Vivir en la Riviera Maya te da un privilegio extraño: ver cómo un lugar que es tu cotidianidad se convierte en el sueño de miles de personas al año. Tulum es eso para mí. No es un destino que visito con maleta y expectativa. Es un lugar al que voy a reuniones, a comer con amigas, a caminar por las ruinas cuando la luz de la tarde lo permite. Y desde esa perspectiva, lo que veo en redes sociales a veces me resulta casi irreconocible.
No digo que Tulum no sea hermoso —lo es, con esa mezcla poco común de selva, cenotes y mar—, pero la versión que circula en Instagram es tan editada, tan curada, que termina siendo otro lugar. Uno que existe en las pantallas pero que tiene poco que ver con el Tulum que late de verdad.
El Tulum que ves en redes vs. el que existe de verdad
El Tulum de Instagram es all-inclusive de lujo en la zona hotelera, cenotes con iluminación artificial para la foto perfecta, restaurantes con dj y precios de ciudad europea, y una especie de espiritualidad de diseño que se compra con tarjeta de crédito. Todo muy fotográfico. Todo muy alejado de lo que hace a este lugar especial.
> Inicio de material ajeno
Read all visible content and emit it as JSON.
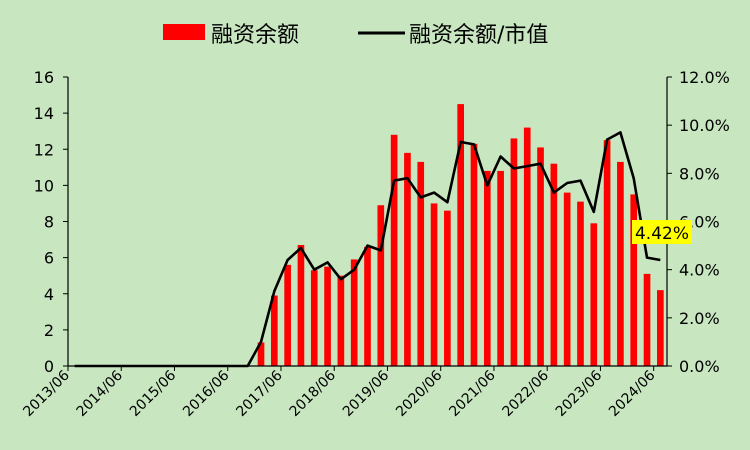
{
  "chart_data": {
    "type": "bar",
    "title": "",
    "legend": {
      "position": "top",
      "entries": [
        "融资余额",
        "融资余额/市值"
      ]
    },
    "grid": false,
    "x_tick_labels": [
      "2013/06",
      "2014/06",
      "2015/06",
      "2016/06",
      "2017/06",
      "2018/06",
      "2019/06",
      "2020/06",
      "2021/06",
      "2022/06",
      "2023/06",
      "2024/06"
    ],
    "y_left": {
      "range": [
        0,
        16
      ],
      "ticks": [
        "0",
        "2",
        "4",
        "6",
        "8",
        "10",
        "12",
        "14",
        "16"
      ]
    },
    "y_right": {
      "range": [
        0,
        12
      ],
      "ticks": [
        "0.0%",
        "2.0%",
        "4.0%",
        "6.0%",
        "8.0%",
        "10.0%",
        "12.0%"
      ]
    },
    "x_periods": [
      "2013/06",
      "2013/09",
      "2013/12",
      "2014/03",
      "2014/06",
      "2014/09",
      "2014/12",
      "2015/03",
      "2015/06",
      "2015/09",
      "2015/12",
      "2016/03",
      "2016/06",
      "2016/09",
      "2016/12",
      "2017/03",
      "2017/06",
      "2017/09",
      "2017/12",
      "2018/03",
      "2018/06",
      "2018/09",
      "2018/12",
      "2019/03",
      "2019/06",
      "2019/09",
      "2019/12",
      "2020/03",
      "2020/06",
      "2020/09",
      "2020/12",
      "2021/03",
      "2021/06",
      "2021/09",
      "2021/12",
      "2022/03",
      "2022/06",
      "2022/09",
      "2022/12",
      "2023/03",
      "2023/06",
      "2023/09",
      "2023/12",
      "2024/03",
      "2024/06"
    ],
    "series": [
      {
        "name": "融资余额",
        "type": "bar",
        "axis": "left",
        "color": "#ff0000",
        "values": [
          0,
          0,
          0,
          0,
          0,
          0,
          0,
          0,
          0,
          0,
          0,
          0,
          0,
          0,
          1.3,
          3.9,
          5.6,
          6.7,
          5.3,
          5.5,
          5.0,
          5.9,
          6.6,
          8.9,
          12.8,
          11.8,
          11.3,
          9.0,
          8.6,
          14.5,
          12.3,
          10.8,
          10.8,
          12.6,
          13.2,
          12.1,
          11.2,
          9.6,
          9.1,
          7.9,
          12.5,
          11.3,
          9.5,
          5.1,
          4.2
        ]
      },
      {
        "name": "融资余额/市值",
        "type": "line",
        "axis": "right",
        "color": "#000000",
        "values": [
          0,
          0,
          0,
          0,
          0,
          0,
          0,
          0,
          0,
          0,
          0,
          0,
          0,
          0,
          1.0,
          3.1,
          4.4,
          4.9,
          4.0,
          4.3,
          3.6,
          4.0,
          5.0,
          4.8,
          7.7,
          7.8,
          7.0,
          7.2,
          6.8,
          9.3,
          9.2,
          7.5,
          8.7,
          8.2,
          8.3,
          8.4,
          7.2,
          7.6,
          7.7,
          6.4,
          9.4,
          9.7,
          7.8,
          4.5,
          4.4
        ]
      }
    ],
    "annotation": {
      "text": "4.42%",
      "background": "#ffff00"
    }
  }
}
El Tulum real empieza en el pueblo. En las taquerías de la calle Centauro donde desayunan los que trabajan aquí. En el mercado donde los mayas de la zona venden frutas que no conoces todavía. En la zona arqueológica cuando abre a las ocho de la mañana y aún hay silencio y niebla entre las ruinas. En las conversaciones que se dan en la comunidad local sobre cómo el turismo masivo está cambiando algo que era muy suyo.
Un lugar solo te da lo que estás dispuesta a recibir. Tulum puede ser fondo de foto o puede ser espejo. Tú eliges.
— Eugenia GuzmánLo que sí vale la pena (y lo que no)
Vale la pena ir temprano a las zonas arqueológicas, antes de que lleguen los grupos. La vista del Caribe desde los templos mayas es una de las imágenes más honestas que puedes llevarte de este rincón del mundo. Vale la pena preguntar por los cenotes que no aparecen en los paquetes turísticos —hay algunos que solo conocen los locales y que no tienen néon ni dj ni barra de cocteleria—. Vale la pena comer en la calle, hablar con quien te atiende, preguntar cómo se vive aquí de verdad.
Lo que quizás no vale la pena —aunque las fotos queden bonitas— es gastar una fortuna en experiencias que existen solo para ser documentadas y que te dejan tan vacía como llegaste. Si tu relación con Tulum es principalmente visual, es posible que no te lleves nada que no podías tener desde casa.
En Tulum también convive una comunidad educativa sólida que pocos turistas conocen. Hay instituciones como el Colegio Inglés Tulum que llevan años formando a las familias que eligieron este lugar no como destino sino como hogar. Esa capa de vida cotidiana —escuelas, mercados, vecindarios— es el Tulum que no aparece en ninguna guía de viaje pero que le da sentido a todo lo demás.
Cómo vivir Tulum con más profundidad
La primera recomendación es simple: llega sin una lista de cosas que fotografiar. Llega con disponibilidad. Camina sin destino un rato. Sienta de qué está hecho el aire en la selva antes de llegar al mar. Escucha español y maya y otras diez lenguas mezcladas en el mercado.
Segundo: elige un solo lugar y quédate. En lugar de cubrir la lista completa de cenotes y restaurantes, elige uno que te guste y vuelve al día siguiente. La familiaridad cambia la experiencia. Te empieza a parecer tuyo aunque sea prestado.
Y tercero: habla con alguien que viva aquí. No la persona que te vende el tour, sino alguien que creó aquí o que lleva diez años eligiendo quedarse. Esa conversación te va a dar más de Tulum que cualquier cenote con luz azul.
Tulum es generoso con quien llega dispuesta a encontrarlo de verdad. Y bastante indiferente con quien solo viene a verificar que existe.
Los mejores viajes no son los que más lugares cubres. Son los que más te mueven por dentro.